Hi Amit,
There are a couple of reasons why this might be happening:
-
Bucketing and Sorting Columns:
In your write.bucketBy
method, you specified ‘state’, ‘age’, and ‘salary’ as the bucketing columns. However, in the sortBy
method, you specified ‘bonus’ as the sorting column. It’s important to note that the sorting column in sortBy
should be one of the bucketing columns. If you want to sort by ‘bonus’, it should be one of the bucketing columns.

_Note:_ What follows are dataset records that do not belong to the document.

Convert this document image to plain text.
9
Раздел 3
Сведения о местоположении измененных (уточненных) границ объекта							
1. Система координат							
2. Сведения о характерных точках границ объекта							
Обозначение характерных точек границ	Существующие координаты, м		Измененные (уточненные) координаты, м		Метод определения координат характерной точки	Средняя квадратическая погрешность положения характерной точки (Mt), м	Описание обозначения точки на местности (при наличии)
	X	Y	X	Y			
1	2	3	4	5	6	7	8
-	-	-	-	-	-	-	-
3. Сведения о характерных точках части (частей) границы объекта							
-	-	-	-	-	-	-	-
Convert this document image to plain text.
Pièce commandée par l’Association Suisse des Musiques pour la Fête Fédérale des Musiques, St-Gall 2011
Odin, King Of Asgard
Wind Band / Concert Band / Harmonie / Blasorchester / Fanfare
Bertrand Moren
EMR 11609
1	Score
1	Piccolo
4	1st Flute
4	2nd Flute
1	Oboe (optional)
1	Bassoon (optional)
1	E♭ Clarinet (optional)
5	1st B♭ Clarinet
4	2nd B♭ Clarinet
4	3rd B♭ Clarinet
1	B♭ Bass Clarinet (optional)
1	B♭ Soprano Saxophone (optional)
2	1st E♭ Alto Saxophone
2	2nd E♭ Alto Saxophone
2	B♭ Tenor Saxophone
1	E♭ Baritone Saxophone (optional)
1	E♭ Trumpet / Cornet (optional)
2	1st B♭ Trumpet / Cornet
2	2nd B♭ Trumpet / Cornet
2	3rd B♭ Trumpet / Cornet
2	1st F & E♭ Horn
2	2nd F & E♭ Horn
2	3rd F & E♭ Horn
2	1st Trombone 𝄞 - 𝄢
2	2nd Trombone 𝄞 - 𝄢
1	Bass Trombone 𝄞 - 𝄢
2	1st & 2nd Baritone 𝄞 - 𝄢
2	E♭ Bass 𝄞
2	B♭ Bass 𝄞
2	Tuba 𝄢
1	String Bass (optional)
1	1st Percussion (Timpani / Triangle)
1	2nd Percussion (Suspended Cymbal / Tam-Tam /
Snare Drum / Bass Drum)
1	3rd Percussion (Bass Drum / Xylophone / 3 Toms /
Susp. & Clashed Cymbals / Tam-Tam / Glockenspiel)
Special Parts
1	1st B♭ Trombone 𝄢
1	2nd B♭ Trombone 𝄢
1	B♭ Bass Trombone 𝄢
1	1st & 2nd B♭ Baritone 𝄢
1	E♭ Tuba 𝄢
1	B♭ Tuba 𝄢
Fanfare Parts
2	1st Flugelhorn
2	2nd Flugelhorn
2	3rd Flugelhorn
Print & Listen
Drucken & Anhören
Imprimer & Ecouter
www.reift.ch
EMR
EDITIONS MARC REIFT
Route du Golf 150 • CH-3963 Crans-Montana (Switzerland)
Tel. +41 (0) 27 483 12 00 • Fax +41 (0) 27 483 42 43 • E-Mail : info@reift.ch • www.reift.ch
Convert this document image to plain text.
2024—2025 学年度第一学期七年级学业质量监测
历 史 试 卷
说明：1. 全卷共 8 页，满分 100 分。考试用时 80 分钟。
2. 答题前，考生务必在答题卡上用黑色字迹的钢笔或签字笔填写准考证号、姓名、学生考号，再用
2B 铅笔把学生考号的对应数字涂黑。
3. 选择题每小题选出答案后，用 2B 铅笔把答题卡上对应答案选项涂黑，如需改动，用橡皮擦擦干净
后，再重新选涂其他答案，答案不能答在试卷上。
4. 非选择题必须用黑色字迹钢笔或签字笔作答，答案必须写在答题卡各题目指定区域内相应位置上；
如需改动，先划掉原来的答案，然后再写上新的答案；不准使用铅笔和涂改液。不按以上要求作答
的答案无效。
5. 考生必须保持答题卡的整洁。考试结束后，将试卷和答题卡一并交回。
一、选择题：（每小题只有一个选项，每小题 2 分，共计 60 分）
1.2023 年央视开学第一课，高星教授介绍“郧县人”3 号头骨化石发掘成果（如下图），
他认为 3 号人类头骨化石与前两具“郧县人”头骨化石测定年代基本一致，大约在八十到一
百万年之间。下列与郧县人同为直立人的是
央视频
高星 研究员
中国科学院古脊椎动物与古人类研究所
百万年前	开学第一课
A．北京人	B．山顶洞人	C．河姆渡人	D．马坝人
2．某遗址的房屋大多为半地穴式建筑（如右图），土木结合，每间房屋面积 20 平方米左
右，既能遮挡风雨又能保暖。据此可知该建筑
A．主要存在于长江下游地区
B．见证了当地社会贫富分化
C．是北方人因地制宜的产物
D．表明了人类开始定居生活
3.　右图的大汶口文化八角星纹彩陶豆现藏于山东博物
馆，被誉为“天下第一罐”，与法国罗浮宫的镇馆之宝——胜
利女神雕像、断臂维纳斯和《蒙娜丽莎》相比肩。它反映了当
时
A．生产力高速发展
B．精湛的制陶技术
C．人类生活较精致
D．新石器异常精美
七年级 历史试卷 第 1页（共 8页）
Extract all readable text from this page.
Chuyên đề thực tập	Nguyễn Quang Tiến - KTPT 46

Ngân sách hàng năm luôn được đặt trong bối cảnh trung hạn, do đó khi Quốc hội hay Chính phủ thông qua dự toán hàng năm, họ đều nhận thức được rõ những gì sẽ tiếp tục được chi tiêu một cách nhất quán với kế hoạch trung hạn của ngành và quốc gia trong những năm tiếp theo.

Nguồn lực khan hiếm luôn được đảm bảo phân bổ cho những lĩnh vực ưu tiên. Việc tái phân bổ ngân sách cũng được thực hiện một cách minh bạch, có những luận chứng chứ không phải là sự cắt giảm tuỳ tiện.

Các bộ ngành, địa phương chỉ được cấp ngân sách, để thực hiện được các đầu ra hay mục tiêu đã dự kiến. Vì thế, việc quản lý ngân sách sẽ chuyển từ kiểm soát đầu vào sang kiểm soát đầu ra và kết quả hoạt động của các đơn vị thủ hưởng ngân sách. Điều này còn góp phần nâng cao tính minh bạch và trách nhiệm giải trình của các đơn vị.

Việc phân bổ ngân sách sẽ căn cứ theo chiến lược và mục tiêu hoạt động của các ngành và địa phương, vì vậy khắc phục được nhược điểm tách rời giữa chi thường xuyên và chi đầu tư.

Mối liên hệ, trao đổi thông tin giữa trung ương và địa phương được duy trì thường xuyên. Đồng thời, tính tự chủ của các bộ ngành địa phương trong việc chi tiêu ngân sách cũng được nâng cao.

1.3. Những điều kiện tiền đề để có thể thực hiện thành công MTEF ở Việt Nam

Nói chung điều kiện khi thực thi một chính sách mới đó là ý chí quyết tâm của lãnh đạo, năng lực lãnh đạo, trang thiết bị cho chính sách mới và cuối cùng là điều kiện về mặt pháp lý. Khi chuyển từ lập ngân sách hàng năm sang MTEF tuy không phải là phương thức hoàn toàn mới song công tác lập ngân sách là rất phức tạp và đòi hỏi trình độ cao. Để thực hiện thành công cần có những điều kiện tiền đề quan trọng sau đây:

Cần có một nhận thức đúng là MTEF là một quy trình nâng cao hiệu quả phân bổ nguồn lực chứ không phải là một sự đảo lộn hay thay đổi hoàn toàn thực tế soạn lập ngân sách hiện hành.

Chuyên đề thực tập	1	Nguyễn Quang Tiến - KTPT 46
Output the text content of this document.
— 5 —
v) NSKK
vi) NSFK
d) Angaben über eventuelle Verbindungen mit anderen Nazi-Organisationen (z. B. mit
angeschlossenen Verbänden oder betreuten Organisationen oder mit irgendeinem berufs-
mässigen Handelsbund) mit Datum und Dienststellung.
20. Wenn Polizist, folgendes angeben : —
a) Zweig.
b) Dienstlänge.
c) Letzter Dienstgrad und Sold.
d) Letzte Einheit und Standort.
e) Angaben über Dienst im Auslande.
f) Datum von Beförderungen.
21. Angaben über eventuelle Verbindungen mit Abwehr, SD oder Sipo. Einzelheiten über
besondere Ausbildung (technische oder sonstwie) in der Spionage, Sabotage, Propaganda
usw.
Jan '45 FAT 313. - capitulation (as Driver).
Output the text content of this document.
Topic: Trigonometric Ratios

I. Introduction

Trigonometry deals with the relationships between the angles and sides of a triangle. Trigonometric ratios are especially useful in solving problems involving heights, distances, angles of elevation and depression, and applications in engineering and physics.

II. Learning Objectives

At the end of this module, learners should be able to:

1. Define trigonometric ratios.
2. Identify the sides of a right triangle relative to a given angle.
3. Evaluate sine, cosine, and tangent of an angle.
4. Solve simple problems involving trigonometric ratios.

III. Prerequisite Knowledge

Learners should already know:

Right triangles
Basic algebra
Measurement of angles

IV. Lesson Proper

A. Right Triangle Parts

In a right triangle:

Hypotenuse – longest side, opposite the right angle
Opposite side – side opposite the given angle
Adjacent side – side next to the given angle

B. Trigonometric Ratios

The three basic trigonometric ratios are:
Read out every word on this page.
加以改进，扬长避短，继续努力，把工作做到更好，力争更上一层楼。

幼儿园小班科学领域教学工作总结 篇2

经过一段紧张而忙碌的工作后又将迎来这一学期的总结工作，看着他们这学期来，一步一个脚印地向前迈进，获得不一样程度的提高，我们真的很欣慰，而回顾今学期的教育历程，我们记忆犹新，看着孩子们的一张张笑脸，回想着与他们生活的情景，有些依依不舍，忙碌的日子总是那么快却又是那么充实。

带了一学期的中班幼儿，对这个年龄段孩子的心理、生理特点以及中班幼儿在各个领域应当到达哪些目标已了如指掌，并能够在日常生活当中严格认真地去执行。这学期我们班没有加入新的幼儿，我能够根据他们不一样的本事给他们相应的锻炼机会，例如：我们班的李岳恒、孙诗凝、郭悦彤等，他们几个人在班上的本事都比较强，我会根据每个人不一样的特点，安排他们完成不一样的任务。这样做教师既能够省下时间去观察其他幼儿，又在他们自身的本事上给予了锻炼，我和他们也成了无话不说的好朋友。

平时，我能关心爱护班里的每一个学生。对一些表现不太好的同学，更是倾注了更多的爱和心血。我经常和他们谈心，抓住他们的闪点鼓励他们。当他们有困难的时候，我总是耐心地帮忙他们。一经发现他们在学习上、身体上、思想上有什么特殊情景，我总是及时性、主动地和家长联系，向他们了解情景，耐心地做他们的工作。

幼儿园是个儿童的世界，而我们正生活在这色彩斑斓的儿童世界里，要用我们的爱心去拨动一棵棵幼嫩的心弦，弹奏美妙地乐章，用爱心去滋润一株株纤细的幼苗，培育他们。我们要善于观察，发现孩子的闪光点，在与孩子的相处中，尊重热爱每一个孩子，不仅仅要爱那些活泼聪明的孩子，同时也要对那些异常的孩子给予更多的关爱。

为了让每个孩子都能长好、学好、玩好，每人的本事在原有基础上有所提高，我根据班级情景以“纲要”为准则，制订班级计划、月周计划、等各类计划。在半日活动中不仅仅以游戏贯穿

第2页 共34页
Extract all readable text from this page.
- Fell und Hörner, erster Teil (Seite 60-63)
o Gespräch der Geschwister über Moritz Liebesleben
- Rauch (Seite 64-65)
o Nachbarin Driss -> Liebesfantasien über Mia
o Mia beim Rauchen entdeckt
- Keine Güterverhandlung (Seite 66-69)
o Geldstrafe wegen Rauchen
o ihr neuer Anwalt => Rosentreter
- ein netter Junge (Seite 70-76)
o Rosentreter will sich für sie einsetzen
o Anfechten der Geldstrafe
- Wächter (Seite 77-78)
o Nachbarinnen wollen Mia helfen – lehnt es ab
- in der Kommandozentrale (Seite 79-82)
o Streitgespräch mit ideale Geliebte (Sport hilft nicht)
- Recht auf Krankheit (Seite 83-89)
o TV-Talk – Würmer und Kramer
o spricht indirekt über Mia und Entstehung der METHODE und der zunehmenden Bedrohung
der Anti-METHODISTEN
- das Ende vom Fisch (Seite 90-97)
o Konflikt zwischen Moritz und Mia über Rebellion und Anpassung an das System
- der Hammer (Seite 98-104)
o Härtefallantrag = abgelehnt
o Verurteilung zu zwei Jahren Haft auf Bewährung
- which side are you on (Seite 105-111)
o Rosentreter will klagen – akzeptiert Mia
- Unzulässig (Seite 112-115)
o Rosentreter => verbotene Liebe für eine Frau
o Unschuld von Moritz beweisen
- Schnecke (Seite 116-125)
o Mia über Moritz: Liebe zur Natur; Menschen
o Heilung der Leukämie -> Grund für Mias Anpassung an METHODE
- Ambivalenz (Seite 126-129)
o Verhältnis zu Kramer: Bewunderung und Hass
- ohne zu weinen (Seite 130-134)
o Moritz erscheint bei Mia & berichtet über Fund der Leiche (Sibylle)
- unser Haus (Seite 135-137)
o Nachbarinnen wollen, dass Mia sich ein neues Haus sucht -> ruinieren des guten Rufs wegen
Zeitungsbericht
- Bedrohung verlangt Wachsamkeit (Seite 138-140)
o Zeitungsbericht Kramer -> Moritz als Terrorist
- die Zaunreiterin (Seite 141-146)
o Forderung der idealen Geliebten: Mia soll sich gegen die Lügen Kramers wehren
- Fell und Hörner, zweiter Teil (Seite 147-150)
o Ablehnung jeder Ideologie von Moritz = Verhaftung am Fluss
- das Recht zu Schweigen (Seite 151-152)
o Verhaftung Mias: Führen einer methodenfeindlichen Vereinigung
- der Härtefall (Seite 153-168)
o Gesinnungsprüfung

Here’s an example assuming ‘bonus’ is one of your bucketing columns:
df1.write.bucketBy(3, 'state', 'age', 'salary').sortBy('state', 'age', 'salary', 'bonus').mode("overwrite").saveAsTable('df_EmployeeTable_bucketBy')
-
Bucketing and Sorting Order:
By default, Spark uses ascending order for bucketing and sorting. If you want to specify the sorting order (ascending or descending), you can use the asc
or desc
functions from the pyspark.sql.functions
module.
Example:
from pyspark.sql.functions import asc
df1.write.bucketBy(3, 'state', 'age', 'salary').sortBy(asc('state'), asc('age'), asc('salary'), asc('bonus')).mode("overwrite").saveAsTable('df_EmployeeTable_bucketBy')
Make sure that ‘bonus’ is included in the list of columns used for bucketing, and specify the sorting order for the bucketing columns. Additionally, when querying the table, you might need to explicitly use an ORDER BY
clause to see the results in the desired order:
ss1.sql("SELECT * FROM df_EmployeeTable_bucketBy ORDER BY state, age, salary, bonus").collect()
This should help you achieve the desired sorting order when querying the table.